Już jutro rewanżowy mecz ćwierćfinału Ligi Europy między Barceloną a Eintrachtem. Niemiecki zespół wiąże wielkie nadzieje z tym spotkaniem, a jego kibice tłumnie przybędą do stolicy Katalonii, mimo że tylko części z nich udało się zakupić bilety.
Dyrektor sportowy Eintrachtu powiedział, że drużyna pojedzie na Camp Nou i wygra. Podobne nastroje można wyczuć wśród fanów, którzy nie chcą przegapić historycznego wydarzenia. Barça udostępniła dla gości pięć tysięcy biletów, co wynika z normy UEFA. Zainteresowanie było ogromne. Wystarczy wspomnieć, że o wejściówki na pierwsze starcie we Frankfurcie wnioskowało 250 tysięcy osób, podczas gdy stadion może pomieścić 48 tysięcy kibiców. Teraz przewiduje się, że do Barcelony przyleci 25-30 tysięcy niemieckich fanów.
Bezpośrednie loty z Frankfurtu do Barcelony od tygodni są już wypełnione, a i w przypadku najkorzystniejszych połączeń z przesiadką skończyły się już miejsca.
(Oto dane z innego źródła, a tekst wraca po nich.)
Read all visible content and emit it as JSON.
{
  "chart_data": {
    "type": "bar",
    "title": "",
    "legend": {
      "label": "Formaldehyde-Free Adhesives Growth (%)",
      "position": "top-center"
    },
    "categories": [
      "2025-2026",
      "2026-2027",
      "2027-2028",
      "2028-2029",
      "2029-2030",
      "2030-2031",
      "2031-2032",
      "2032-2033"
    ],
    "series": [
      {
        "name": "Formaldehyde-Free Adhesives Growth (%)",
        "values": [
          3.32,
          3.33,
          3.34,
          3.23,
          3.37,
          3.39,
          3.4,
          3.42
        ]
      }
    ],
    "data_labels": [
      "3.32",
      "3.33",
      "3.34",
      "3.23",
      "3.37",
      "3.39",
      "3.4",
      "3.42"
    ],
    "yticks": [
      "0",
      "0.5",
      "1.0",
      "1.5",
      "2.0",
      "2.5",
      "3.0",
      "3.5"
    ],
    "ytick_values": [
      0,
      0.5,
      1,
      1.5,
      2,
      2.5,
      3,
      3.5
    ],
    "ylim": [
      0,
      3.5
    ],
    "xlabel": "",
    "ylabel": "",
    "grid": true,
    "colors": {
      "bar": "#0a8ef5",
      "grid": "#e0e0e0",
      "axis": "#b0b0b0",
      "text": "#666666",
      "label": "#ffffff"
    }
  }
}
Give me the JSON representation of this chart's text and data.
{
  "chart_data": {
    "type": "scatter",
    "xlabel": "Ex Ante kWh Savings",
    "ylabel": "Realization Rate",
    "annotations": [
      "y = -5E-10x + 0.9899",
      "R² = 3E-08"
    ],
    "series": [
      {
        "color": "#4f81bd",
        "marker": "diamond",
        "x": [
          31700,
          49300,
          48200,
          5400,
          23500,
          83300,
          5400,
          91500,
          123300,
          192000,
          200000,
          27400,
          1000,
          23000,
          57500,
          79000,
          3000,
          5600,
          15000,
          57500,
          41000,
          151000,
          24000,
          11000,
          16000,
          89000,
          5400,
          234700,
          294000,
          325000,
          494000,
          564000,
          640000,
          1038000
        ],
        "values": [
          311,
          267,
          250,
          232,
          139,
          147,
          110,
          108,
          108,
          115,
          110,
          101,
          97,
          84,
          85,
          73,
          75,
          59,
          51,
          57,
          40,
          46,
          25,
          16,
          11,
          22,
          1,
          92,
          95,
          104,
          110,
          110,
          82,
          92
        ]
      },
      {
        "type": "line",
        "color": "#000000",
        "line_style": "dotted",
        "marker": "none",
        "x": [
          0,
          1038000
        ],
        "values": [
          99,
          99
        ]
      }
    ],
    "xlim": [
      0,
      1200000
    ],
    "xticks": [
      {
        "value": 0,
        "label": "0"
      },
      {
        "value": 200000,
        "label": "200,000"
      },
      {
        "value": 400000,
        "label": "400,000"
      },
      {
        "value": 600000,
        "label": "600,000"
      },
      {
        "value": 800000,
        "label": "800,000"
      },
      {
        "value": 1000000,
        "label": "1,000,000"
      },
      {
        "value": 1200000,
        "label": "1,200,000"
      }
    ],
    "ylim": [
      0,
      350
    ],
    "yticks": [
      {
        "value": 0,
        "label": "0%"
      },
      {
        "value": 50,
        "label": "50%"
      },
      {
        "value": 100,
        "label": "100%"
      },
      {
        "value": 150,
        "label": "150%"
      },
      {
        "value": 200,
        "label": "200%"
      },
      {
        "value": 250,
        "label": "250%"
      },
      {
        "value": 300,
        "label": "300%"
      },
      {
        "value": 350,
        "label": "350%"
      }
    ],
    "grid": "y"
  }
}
Z pewnością część kibiców będzie starała się zakupić bilety na sektory gospodarzy na Camp Nou. Z kolei Eintracht postanowił zamknąć swoje oficjalne sklepy na dwa dni, ponieważ nie przewiduje, by ktokolwiek miał do nich przyjść w tym czasie. Zainteresowanie biletami na mecz jest tak duże, że Barça poprosiła socios, którzy nie będą mogli przyjść, by zwolnili swoje miejsca.